Выбрать главу
Ночная земля осыпана снегом и хмелем, Мы отданы ей, мы земному верны мятежу — В расплавленной солнцами Венесуэле Пальмовым людям когда-нибудь все расскажу:
О сердцах, о глазах, больших и тревожных, О крае моем, где только зима, зима, О воде, что, как радость земную можно Синими кусками набить в карман.
И люди поверят и будут рады, Как сказкам, поверят ледяным глазам. Но за все рудники, стада, поля, водопады Твое имя простое я не отдам.

«Разве жить без русского простора…»

Разве жить без русского простора Небу с позолоченной резьбой? Надо мной, как над студеным бором, Птичий трепет — облаков прибой.
И лежит в руках моих суглинок Изначальный, необманный знак — У колодцев, теплых стен овина Просит счастья полевой батрак.
Выпашет он легшие на роздых Из земной спокойной черноты, Жестяные, согнутые звезды, Темные иконы и кресты.
Зыбь бежала, пала, онемела, А душа взыграла о другом, И гайтан на шее загорелой Перехвачен песенным узлом.
Земляной, последней, неминучей Послужу я силе круговой — Где ж греметь и сталкиваться тучам, Если не над нашей головой?

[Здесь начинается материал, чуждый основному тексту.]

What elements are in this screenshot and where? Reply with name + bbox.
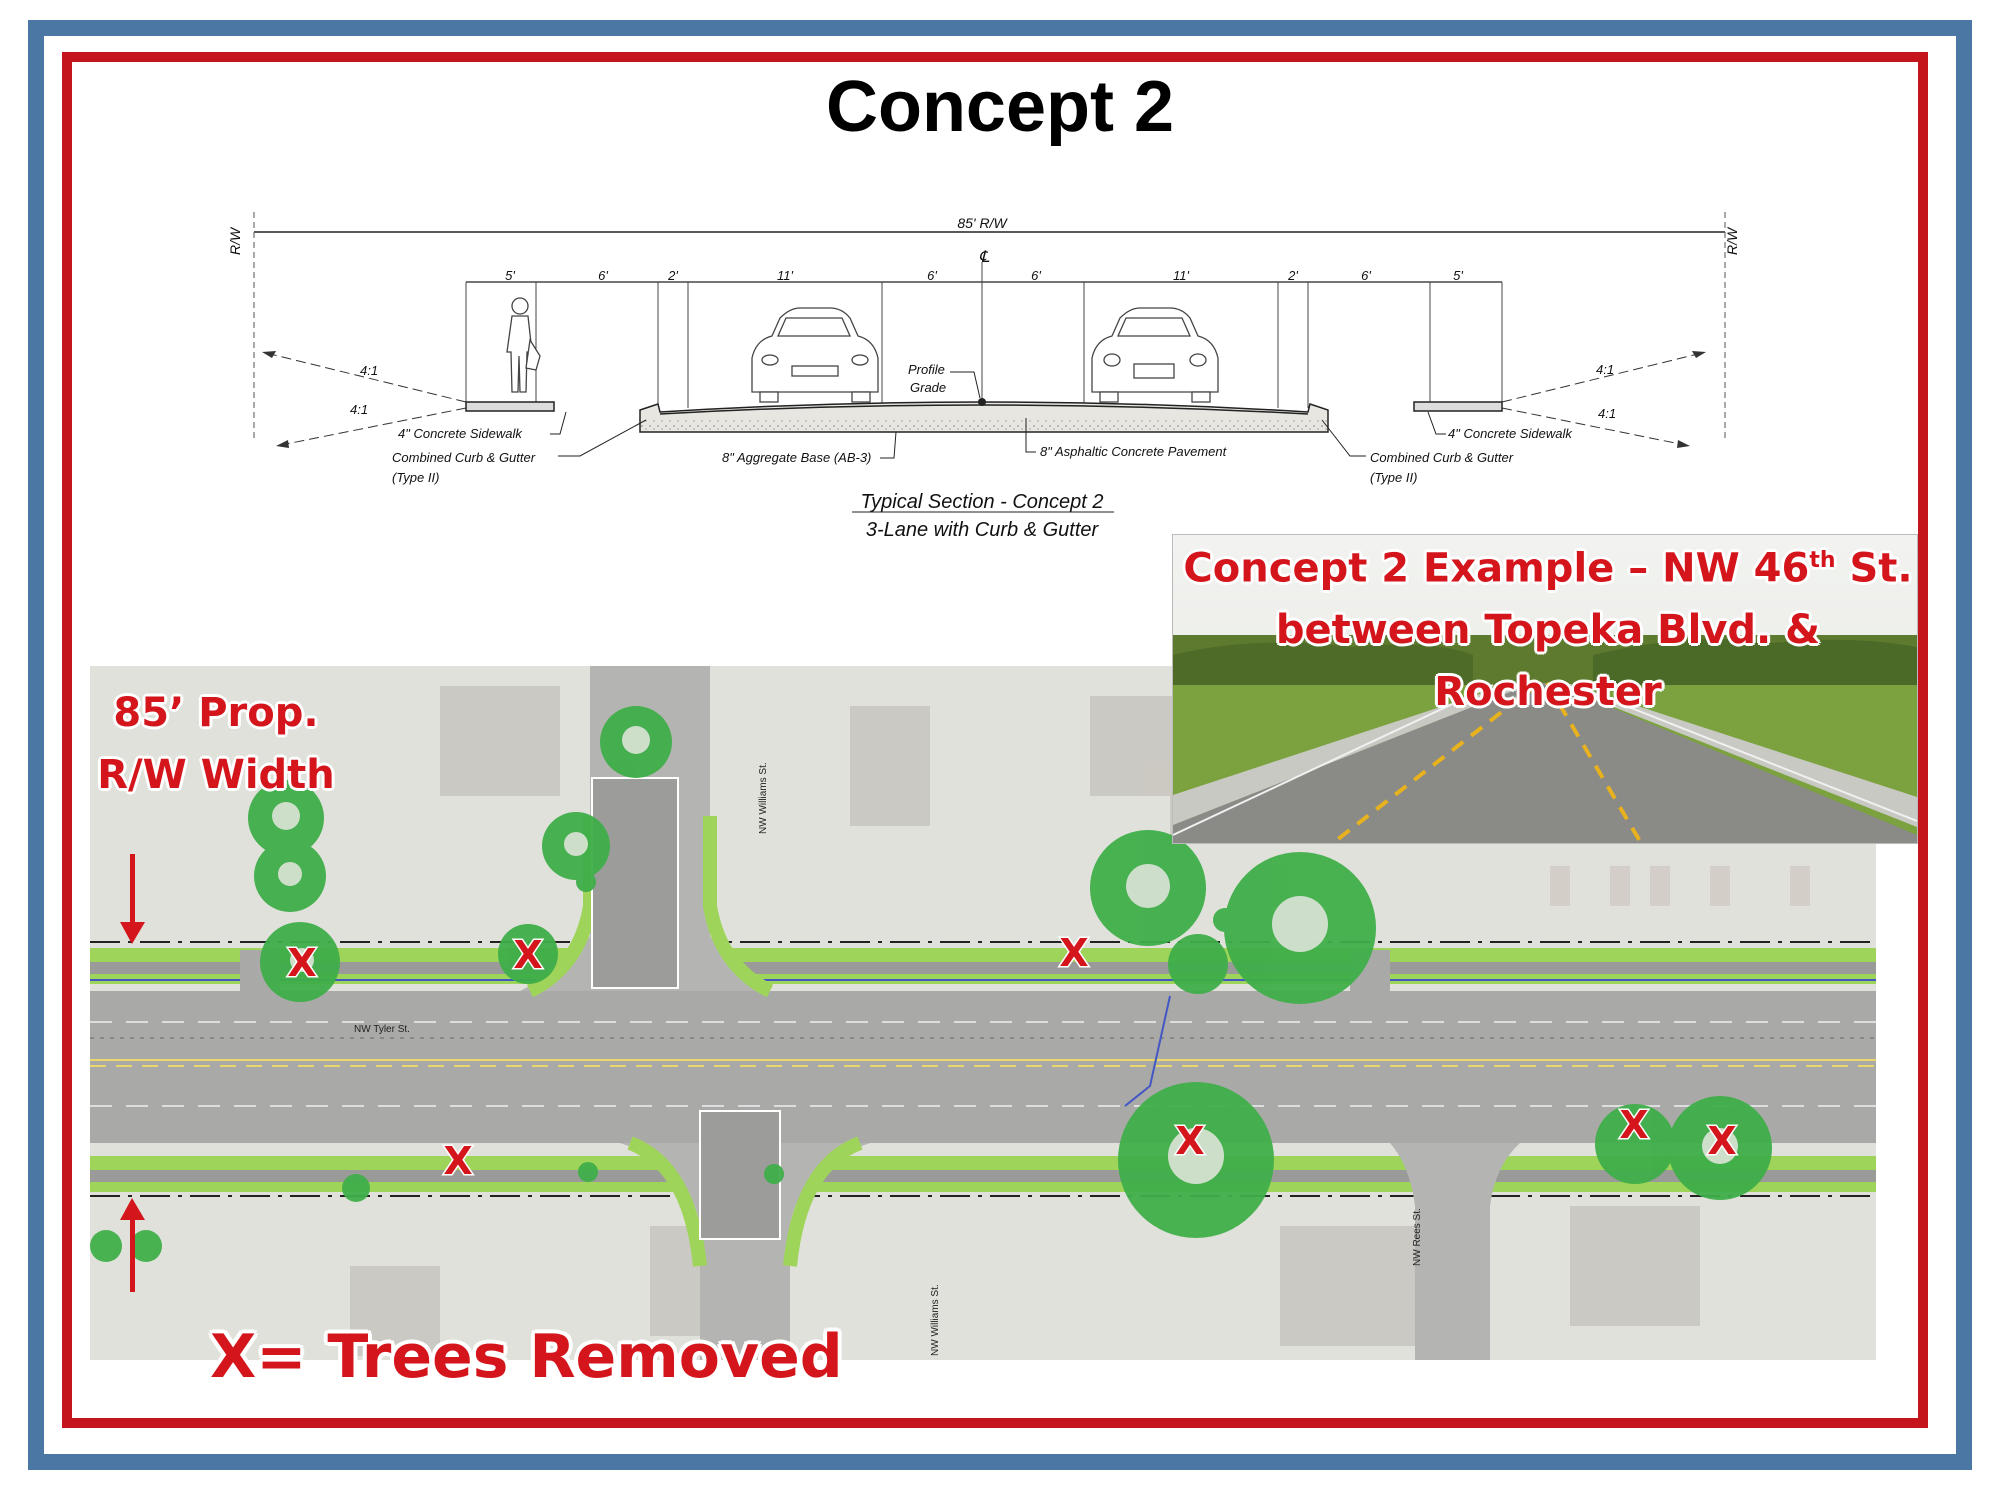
photo-title-superscript: th <box>1809 548 1836 573</box>
tree-icon <box>130 1230 162 1262</box>
centerline-symbol: ℄ <box>979 249 990 266</box>
street-label-williams-north: NW Williams St. <box>758 762 769 834</box>
tree-removed-x: X <box>1619 1103 1648 1147</box>
car-icon <box>1091 307 1219 403</box>
plan-view-map: NW Tyler St. NW Williams St. NW Williams… <box>90 666 1876 1360</box>
dim-label: 6' <box>927 268 937 283</box>
street-label-tyler: NW Tyler St. <box>354 1024 410 1035</box>
profile-grade-label: Profile <box>908 362 945 377</box>
curb-left-label: Combined Curb & Gutter <box>392 450 536 465</box>
tree-icon <box>764 1164 784 1184</box>
photo-title-line2: between Topeka Blvd. & Rochester <box>1275 607 1821 716</box>
slope-label: 4:1 <box>350 402 368 417</box>
car-icon <box>751 307 879 403</box>
dim-label: 5' <box>505 268 515 283</box>
slope-label: 4:1 <box>1596 362 1614 377</box>
dim-label: 11' <box>1173 268 1189 283</box>
tree-removed-marks: X X X X X X X <box>286 930 1738 1185</box>
sidewalk-right-shape <box>1413 401 1503 412</box>
profile-grade-label: Grade <box>910 380 946 395</box>
base-label: 8" Aggregate Base (AB-3) <box>722 450 871 465</box>
tree-removed-x: X <box>1059 931 1088 975</box>
sidewalk-left-label: 4" Concrete Sidewalk <box>398 426 523 441</box>
pavement-label: 8" Asphaltic Concrete Pavement <box>1040 444 1228 459</box>
dim-label: 6' <box>598 268 608 283</box>
sidewalk-right-label: 4" Concrete Sidewalk <box>1448 426 1573 441</box>
tree-icon <box>90 1230 122 1262</box>
photo-title: Concept 2 Example – NW 46th St. between … <box>1176 530 1920 723</box>
segment-dimensions: 5' 6' 2' 11' 6' 6' 11' 2' 6' 5' <box>505 268 1463 283</box>
tree-removed-x: X <box>1175 1119 1204 1163</box>
dim-label: 6' <box>1361 268 1371 283</box>
dim-label: 11' <box>777 268 793 283</box>
rw-width-label: 85’ Prop. R/W Width <box>96 682 336 806</box>
trees-removed-legend: X= Trees Removed <box>210 1322 843 1392</box>
pedestrian-icon <box>506 297 541 393</box>
example-photo <box>1172 534 1918 844</box>
section-caption: Typical Section - Concept 2 <box>860 491 1103 513</box>
tree-icon <box>578 1162 598 1182</box>
rw-width-label-line1: 85’ Prop. <box>113 690 319 736</box>
photo-title-line1: Concept 2 Example – NW 46 <box>1183 545 1810 592</box>
slope-label: 4:1 <box>1598 406 1616 421</box>
tree-removed-x: X <box>443 1139 472 1183</box>
dim-label: 2' <box>667 268 678 283</box>
trees <box>90 706 1772 1262</box>
tree-icon <box>1595 1104 1675 1184</box>
photo-title-line1-end: St. <box>1835 545 1913 592</box>
tree-icon <box>1213 908 1237 932</box>
rw-width-label-line2: R/W Width <box>97 752 335 798</box>
slope-label: 4:1 <box>360 363 378 378</box>
curb-left-label: (Type II) <box>392 470 439 485</box>
rw-tag-left: R/W <box>227 226 243 255</box>
rw-total-label: 85' R/W <box>957 215 1008 231</box>
dim-label: 6' <box>1031 268 1041 283</box>
tree-icon <box>576 872 596 892</box>
typical-section-diagram: 85' R/W R/W R/W ℄ 5' 6' 2' 11' 6' 6' 11'… <box>227 212 1740 541</box>
tree-icon <box>1168 934 1228 994</box>
curb-right-label: (Type II) <box>1370 470 1417 485</box>
rw-arrows <box>120 854 145 1292</box>
dim-label: 2' <box>1287 268 1298 283</box>
tree-removed-x: X <box>287 941 316 985</box>
street-label-williams-south: NW Williams St. <box>930 1284 941 1356</box>
tree-icon <box>498 924 558 984</box>
tree-removed-x: X <box>513 933 542 977</box>
curb-right-label: Combined Curb & Gutter <box>1370 450 1514 465</box>
sidewalk-left-shape <box>465 401 555 412</box>
rw-tag-right: R/W <box>1724 226 1740 255</box>
dim-label: 5' <box>1453 268 1463 283</box>
tree-removed-x: X <box>1707 1119 1736 1163</box>
page-title: Concept 2 <box>825 67 1175 147</box>
street-label-rees: NW Rees St. <box>1412 1208 1423 1266</box>
tree-icon <box>342 1174 370 1202</box>
section-subcaption: 3-Lane with Curb & Gutter <box>866 519 1100 541</box>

«Я одержимый дикарь, я гол…»

Я одержимый дикарь, я гол. Скалой меловою блестит балкон. К Тучкову мосту шхуну привел Седой чудак Стивенсон.
И лет ему нынче двадцать пять, Он новый придумал рассказ — Ночь отменена, и Земля опять Ясна, как морской приказ.
Пуля дум-дум, стрела, динамит Ловили душу мою в боях, И смеялась она, а сегодня дрожит Болью о кораблях.
Но я такой — не молод, не сед,— И шхуне, что в душу вросла, Я не могу прочертить ответ Соленым концом весла.
Пусть уходит в моря, в золото, в лак Вонзать в китов острогу, Я сердце свое, как боксер — кулак, Для боя в степях берегу.

ЛОДКА

Кустарник стоял. Поредели сосны. На неожиданном краю земли Лежала лодка в золотых осколках Последнего разбившегося солнца. Ни голоса, ни следа, ни тропы — Кривая лодка и блестевший лед.
Как будто небо под ноги легло, Лед звал вперед, сиял и улыбался Большими белыми глазами — лед! Он легким был, он крепким был, как мы, И мы пошли, и мы ушли б, но лодка — Она лежала строго на боку, Вечерние погнувшиеся доски Нам говорили: «Здесь конец земли».
За черным мысом вспыхнуло сиянье, И золото в свинец перелилось. Ты написала на холодной льдине — Не помню я, и лед и небеса Не помнят тоже, что ты написала,— Теперь та льдина в море, далеко Плывет и дышит глубоко и тихо, Как этот вечер в золотых осколках Плывет в груди…

ВЕТЕР

Вперебежку, вприпрыжку, по перекрытым Проходам рынка, хромая влет Стеной, бульваром, газетой рваной, Еще не дочитанной, не дораскрытой, Вчера родилась — сейчас умрет,
Над старой стеною часы проверив, У моря отрезал углы, как раз — Ты помнишь ветер над зимним рассветом, Что прыгал, что все перепутывал сети, Что выкуп просил за себя и за нас.
Сегодня он тот же в трубе и, редея, Рассыпался в цепь, как стрелки, холодея, И, грудью ударив, растаял, как залп, Но что б он сказал, залетев в наши стены, Мы квиты с ним, правда, но что б он сказал?

ЭПОХА

Над сонной прихотью семян, В сердца заброшенных привычкой, Встает обширная семья Тревог живых, огней и кличей.